I’m not a great poet. I give it a go when I can, though, and I have a strong respect for poetry and poets–in fact, I believe that poetry informs fiction in profound ways, that the best prose comes from someone who at least appreciates poetry. So I try to keep my hand in, if only every now and then.
This poem is, as all entries in the Writer’s Notebook, just draft. So be gentle with it. For more on the exercise, through, see below.
I am reminded of my dad’s woolen Boy Scout blanket,
fuzz balling across it like mold, laying lumpy across
the field I see as I rest my prepubescent palm
against the painted gray barrel of this old cannon.

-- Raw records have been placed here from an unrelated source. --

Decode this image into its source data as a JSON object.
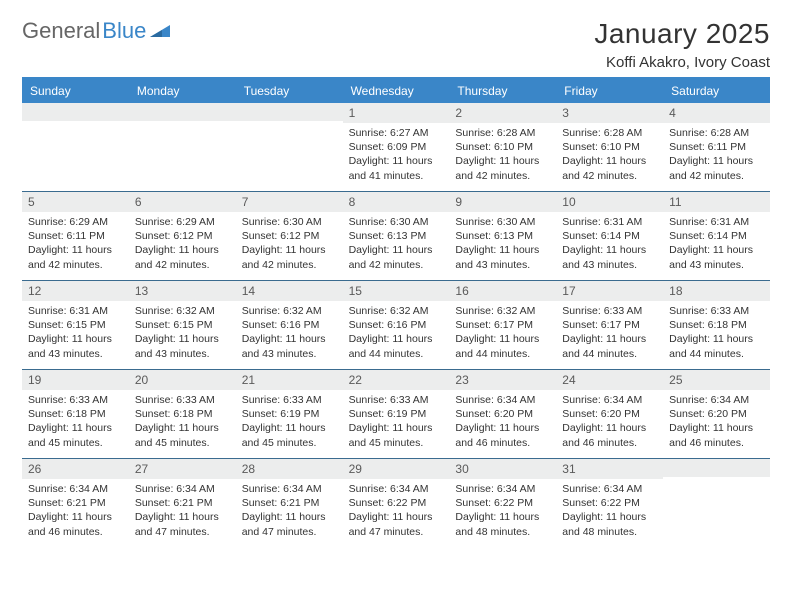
{
  "brand": {
    "part1": "General",
    "part2": "Blue"
  },
  "title": "January 2025",
  "subtitle": "Koffi Akakro, Ivory Coast",
  "colors": {
    "accent": "#3a86c8",
    "header_bg": "#3a86c8",
    "header_text": "#ffffff",
    "daynum_bg": "#eceded",
    "daynum_text": "#5a5a5a",
    "border": "#3a6b8f",
    "text": "#333333",
    "page_bg": "#ffffff"
  },
  "daynames": [
    "Sunday",
    "Monday",
    "Tuesday",
    "Wednesday",
    "Thursday",
    "Friday",
    "Saturday"
  ],
  "layout": {
    "first_weekday_index": 3,
    "days_in_month": 31
  },
  "labels": {
    "sunrise": "Sunrise:",
    "sunset": "Sunset:",
    "daylight": "Daylight:"
  },
  "days": {
    "1": {
      "sunrise": "6:27 AM",
      "sunset": "6:09 PM",
      "daylight": "11 hours and 41 minutes."
    },
    "2": {
      "sunrise": "6:28 AM",
      "sunset": "6:10 PM",
      "daylight": "11 hours and 42 minutes."
    },
    "3": {
      "sunrise": "6:28 AM",
      "sunset": "6:10 PM",
      "daylight": "11 hours and 42 minutes."
    },
    "4": {
      "sunrise": "6:28 AM",
      "sunset": "6:11 PM",
      "daylight": "11 hours and 42 minutes."
    },
    "5": {
      "sunrise": "6:29 AM",
      "sunset": "6:11 PM",
      "daylight": "11 hours and 42 minutes."
    },
    "6": {
      "sunrise": "6:29 AM",
      "sunset": "6:12 PM",
      "daylight": "11 hours and 42 minutes."
    },
    "7": {
      "sunrise": "6:30 AM",
      "sunset": "6:12 PM",
      "daylight": "11 hours and 42 minutes."
    },
    "8": {
      "sunrise": "6:30 AM",
      "sunset": "6:13 PM",
      "daylight": "11 hours and 42 minutes."
    },
    "9": {
      "sunrise": "6:30 AM",
      "sunset": "6:13 PM",
      "daylight": "11 hours and 43 minutes."
    },
    "10": {
      "sunrise": "6:31 AM",
      "sunset": "6:14 PM",
      "daylight": "11 hours and 43 minutes."
    },
    "11": {
      "sunrise": "6:31 AM",
      "sunset": "6:14 PM",
      "daylight": "11 hours and 43 minutes."
    },
    "12": {
      "sunrise": "6:31 AM",
      "sunset": "6:15 PM",
      "daylight": "11 hours and 43 minutes."
    },
    "13": {
      "sunrise": "6:32 AM",
      "sunset": "6:15 PM",
      "daylight": "11 hours and 43 minutes."
    },
    "14": {
      "sunrise": "6:32 AM",
      "sunset": "6:16 PM",
      "daylight": "11 hours and 43 minutes."
    },
    "15": {
      "sunrise": "6:32 AM",
      "sunset": "6:16 PM",
      "daylight": "11 hours and 44 minutes."
    },
    "16": {
      "sunrise": "6:32 AM",
      "sunset": "6:17 PM",
      "daylight": "11 hours and 44 minutes."
    },
    "17": {
      "sunrise": "6:33 AM",
      "sunset": "6:17 PM",
      "daylight": "11 hours and 44 minutes."
    },
    "18": {
      "sunrise": "6:33 AM",
      "sunset": "6:18 PM",
      "daylight": "11 hours and 44 minutes."
    },
    "19": {
      "sunrise": "6:33 AM",
      "sunset": "6:18 PM",
      "daylight": "11 hours and 45 minutes."
    },
    "20": {
      "sunrise": "6:33 AM",
      "sunset": "6:18 PM",
      "daylight": "11 hours and 45 minutes."
    },
    "21": {
      "sunrise": "6:33 AM",
      "sunset": "6:19 PM",
      "daylight": "11 hours and 45 minutes."
    },
    "22": {
      "sunrise": "6:33 AM",
      "sunset": "6:19 PM",
      "daylight": "11 hours and 45 minutes."
    },
    "23": {
      "sunrise": "6:34 AM",
      "sunset": "6:20 PM",
      "daylight": "11 hours and 46 minutes."
    },
    "24": {
      "sunrise": "6:34 AM",
      "sunset": "6:20 PM",
      "daylight": "11 hours and 46 minutes."
    },
    "25": {
      "sunrise": "6:34 AM",
      "sunset": "6:20 PM",
      "daylight": "11 hours and 46 minutes."
    },
    "26": {
      "sunrise": "6:34 AM",
      "sunset": "6:21 PM",
      "daylight": "11 hours and 46 minutes."
    },
    "27": {
      "sunrise": "6:34 AM",
      "sunset": "6:21 PM",
      "daylight": "11 hours and 47 minutes."
    },
    "28": {
      "sunrise": "6:34 AM",
      "sunset": "6:21 PM",
      "daylight": "11 hours and 47 minutes."
    },
    "29": {
      "sunrise": "6:34 AM",
      "sunset": "6:22 PM",
      "daylight": "11 hours and 47 minutes."
    },
    "30": {
      "sunrise": "6:34 AM",
      "sunset": "6:22 PM",
      "daylight": "11 hours and 48 minutes."
    },
    "31": {
      "sunrise": "6:34 AM",
      "sunset": "6:22 PM",
      "daylight": "11 hours and 48 minutes."
    }
  }
}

Across this rippled drag of lawn
a row of blue matches, aims at me.
I am eleven, unafraid.
The narrow muzzles—too small for the great
steaming cannonballs I had imagined the whole
car trip here—some history student, some intern
cemented long ago. The boy I am is disappointed;
I long to see one thin muzzle
heavy with iron instead of cement
fire, flame and acrid smoke and hissing ball
spit forth across the blanket field. I want the acid stench,
gunpowder burning, the rebel yell in my ears, blood,
the paint-red blood I’ve seen in films. I have come to see
the history once flat on a textbook page, now aimed
at my face. I will move on—giddy
with my grandparents in their station
wagon, me sprawled in the open back,
staring at the thin lines of the heater in the glass—I will
visit other places. Forests brakish green in North Carolina,
the sinking Washington monument, lost hazy days
through a foggy Tennesee. I will go home to my parents,
to my father of Boy Scout days,
my mother of classroom talk, I will
jabber youthfully about white-splattered statues,
echoing museums, silent cannon barrels. And later, when I am
grown, I will discover why they all—grandparents, mother, father,
cold statues on horses, swords drawn from stone scabbards—
why they all smiled sadly as I described the green blanket
fields in gray mornings and
the long distant line of cannon
blue aimed at me.
The exercise comes from The Poetry Resource Page. They call it “the childhood exercise,” and the gist of it is to write a poem from a childhood memory. The idea is to list everything you can remember about a particular childhood event–no matter how insignificant–and then turn that list into a poem.